1 Kings 18 records the incredible story of Elijah on Mt. Carmel. He assembled Israel on the mountain and accused them of spiritual schizophrenia. They were "halting"—literally "limping, between two opinions. They could not decide whether to worship God or to worship Baal.

So Elijah challenges the prophets of Baal—all 450 of them—to a theological shoot-out. "I'll call on my God," he says, "you call on Baal, and let's see which one answers with fire from heaven. The one that does will be the God of Israel."

Baal's prophets accept the challenge, set up their altar and began crying to their god. But no fire falls.

"Maybe he can't hear you," Elijah says. Then he suggests that they shout louder. They do, but still no fire falls.

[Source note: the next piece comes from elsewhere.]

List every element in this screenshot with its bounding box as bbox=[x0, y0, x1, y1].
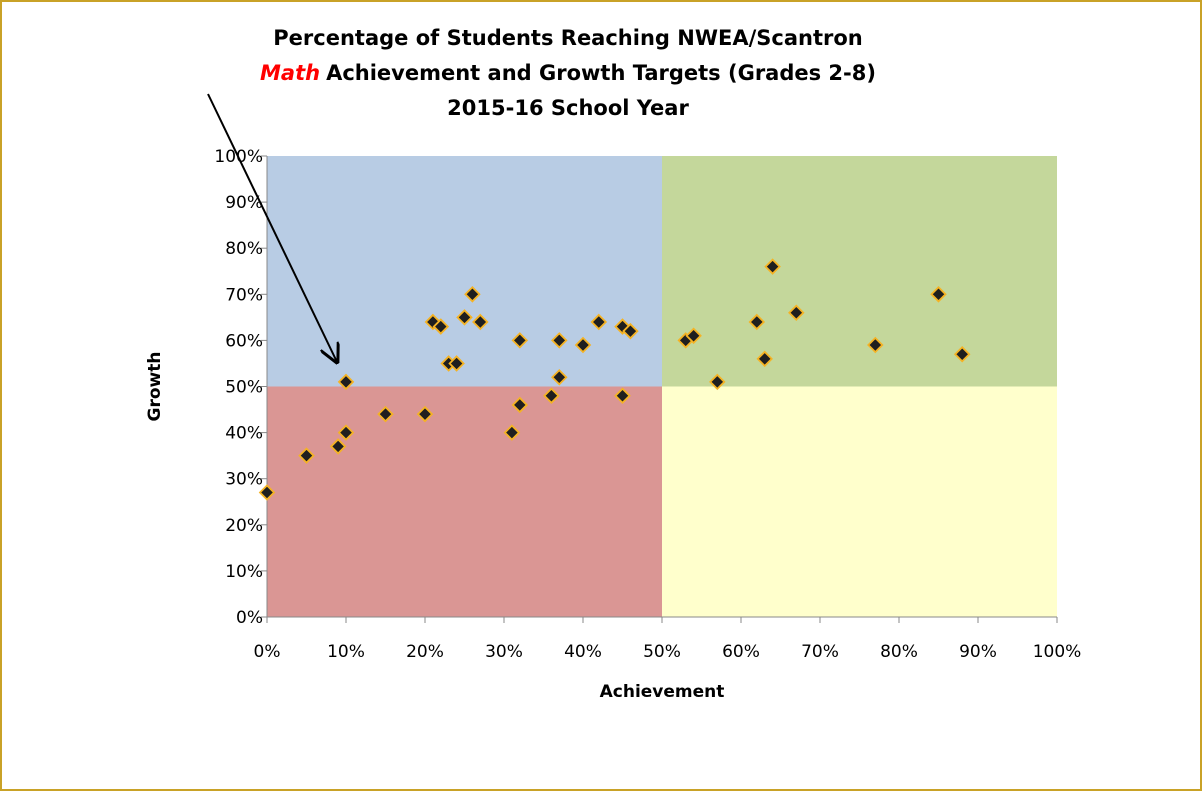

"Is he asleep?" Elijah taunts. "You had better wake him up."

As a final appeal, Baal's prophets slash themselves with knives but that doesn't work either. (I wonder who had that bright idea.) No fire comes. After all this, Elijah builds an altar to the Lord, digs a trench around it, and orders that water be poured over it. In all, twelve barrels of water are poured on it, which soaked the sacrifice through and through and the ditch around it is running over.

Then Elijah prays a simple prayer and God sends fire to consume the sacrifice, the altar and even the water.

With that turning point, the people worshiped the Lord and shouted, "The Lord, he is God. The Lord, he is God." Then, in obedience to Elijah's command, they slaughtered Baal's prophets. It was a high hour. Everyone knew God's hand was upon Elijah.

Elijah is not permitted to relish the mountain-top experience for very long, however. As soon as queen Jezebel hears what happened she sends Elijah a message saying, "You have killed all of my prophets; by this time tomorrow I am going to kill you also." That message would certainly create some tension.